The fish estimates in the HEDR also did not consider strontium isotopes which concentrate in the bones of the fish, not the flesh that white families might have eaten. However, boiling the fish for stew releases the radioactive strontium from the bone. "How fish was consumed was different from tribe to tribe," Liebow said. But typically during the fishing season, American Indian families would camp along the Columbia River and smoke fish on alder frames. The leftover parts might be put in a stew pot and boiled to have food ready for people working around the clock. In the winter, dried fish from the catches would be eaten, often in a stew, he said. The new draft report looks at fish consumption and radiation releases from 1944 to 1972. Releases were particularly high during the 1960s when many reactors were operating, and many Indians continued to eat a diet rich with fish.

New estimates consider that about two-thirds of the fish in the Indian diet might be from salmon or steelhead that were returning to the Columbia and might not be as contaminated as fish living year round. Species such as trout, white fish and eels that make up the remaining third might contain more radiation. While some of those activities could have increased exposure to radiation, the main risk remained fish, said Helen Grogan, a scientific consultant on the study.
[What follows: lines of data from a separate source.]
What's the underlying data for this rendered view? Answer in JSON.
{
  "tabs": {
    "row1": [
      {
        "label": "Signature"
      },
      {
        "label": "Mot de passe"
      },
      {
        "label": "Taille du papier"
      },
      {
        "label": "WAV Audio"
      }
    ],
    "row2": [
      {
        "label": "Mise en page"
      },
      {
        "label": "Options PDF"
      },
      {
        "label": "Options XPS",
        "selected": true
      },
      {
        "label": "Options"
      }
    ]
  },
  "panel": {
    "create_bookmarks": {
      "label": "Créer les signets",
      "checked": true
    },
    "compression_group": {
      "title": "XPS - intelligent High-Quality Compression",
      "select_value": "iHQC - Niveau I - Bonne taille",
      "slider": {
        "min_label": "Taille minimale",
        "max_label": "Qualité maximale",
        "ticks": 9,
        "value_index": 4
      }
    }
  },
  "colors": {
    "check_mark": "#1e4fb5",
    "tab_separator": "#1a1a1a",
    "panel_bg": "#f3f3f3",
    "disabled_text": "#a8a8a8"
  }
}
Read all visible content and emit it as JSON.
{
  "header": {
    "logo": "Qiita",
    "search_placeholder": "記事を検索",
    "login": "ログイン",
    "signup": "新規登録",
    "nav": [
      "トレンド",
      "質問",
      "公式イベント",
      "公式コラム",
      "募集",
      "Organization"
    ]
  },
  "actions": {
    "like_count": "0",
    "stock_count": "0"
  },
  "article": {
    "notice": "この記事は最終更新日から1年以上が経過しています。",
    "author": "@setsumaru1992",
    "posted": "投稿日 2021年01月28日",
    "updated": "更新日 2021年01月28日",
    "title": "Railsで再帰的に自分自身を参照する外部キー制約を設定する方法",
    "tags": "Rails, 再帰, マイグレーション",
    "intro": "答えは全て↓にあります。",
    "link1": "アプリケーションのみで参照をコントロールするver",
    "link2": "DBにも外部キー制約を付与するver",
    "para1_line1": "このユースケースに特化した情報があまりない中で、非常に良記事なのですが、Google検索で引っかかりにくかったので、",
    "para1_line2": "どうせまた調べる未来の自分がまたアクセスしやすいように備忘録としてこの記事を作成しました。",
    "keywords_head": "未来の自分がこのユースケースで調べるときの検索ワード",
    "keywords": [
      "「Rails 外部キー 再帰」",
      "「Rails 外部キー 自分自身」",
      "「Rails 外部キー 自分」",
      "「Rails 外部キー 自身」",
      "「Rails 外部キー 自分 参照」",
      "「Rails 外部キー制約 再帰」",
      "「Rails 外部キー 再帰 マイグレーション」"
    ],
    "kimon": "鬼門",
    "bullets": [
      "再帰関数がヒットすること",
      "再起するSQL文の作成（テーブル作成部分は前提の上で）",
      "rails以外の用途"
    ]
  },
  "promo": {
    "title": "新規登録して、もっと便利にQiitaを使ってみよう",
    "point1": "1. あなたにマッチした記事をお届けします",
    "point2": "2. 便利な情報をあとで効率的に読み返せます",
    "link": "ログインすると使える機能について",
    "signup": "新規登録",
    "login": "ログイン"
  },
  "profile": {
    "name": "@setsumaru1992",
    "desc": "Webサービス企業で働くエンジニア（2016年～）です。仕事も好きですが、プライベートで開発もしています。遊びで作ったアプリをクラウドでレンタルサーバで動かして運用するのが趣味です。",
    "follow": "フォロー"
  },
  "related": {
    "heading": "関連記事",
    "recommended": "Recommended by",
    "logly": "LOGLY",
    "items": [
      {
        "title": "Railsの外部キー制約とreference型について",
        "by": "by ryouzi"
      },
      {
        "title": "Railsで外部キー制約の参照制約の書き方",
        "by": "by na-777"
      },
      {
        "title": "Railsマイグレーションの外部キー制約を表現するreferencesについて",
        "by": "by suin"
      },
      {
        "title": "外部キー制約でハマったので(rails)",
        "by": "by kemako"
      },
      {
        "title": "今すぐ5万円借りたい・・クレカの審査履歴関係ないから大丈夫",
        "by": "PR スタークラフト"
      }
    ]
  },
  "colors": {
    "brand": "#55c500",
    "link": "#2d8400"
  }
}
While HEDR did not consider strontium radiation, the highest risk from fish consumption was from arsenic isotopes which HEDR did consider, Grogan said. However, that assumed that the fish was eaten immediately, since it decays quickly, losing about half its radioactivity in about a day. The National Academy of Sciences is reviewing the draft report, and public comment is being accepted.

Fax comments to 404-498-1811, e-mail to cmw6@cdc.gov or write to CDC, National Center for Environmental Health, Division of Environmental Hazards and Health Effects, Radiation Studies Branch (Mailstop E-39), 1600 Clifton Road NE, Atlanta, GA 30333.

The draft study also will be discussed today at a meeting of the Hanford Health Effects Subcommittee at the WestCoast Tri-Cities Hotel in Kennewick. The group meets starting at 8:30 a.m. today and Friday.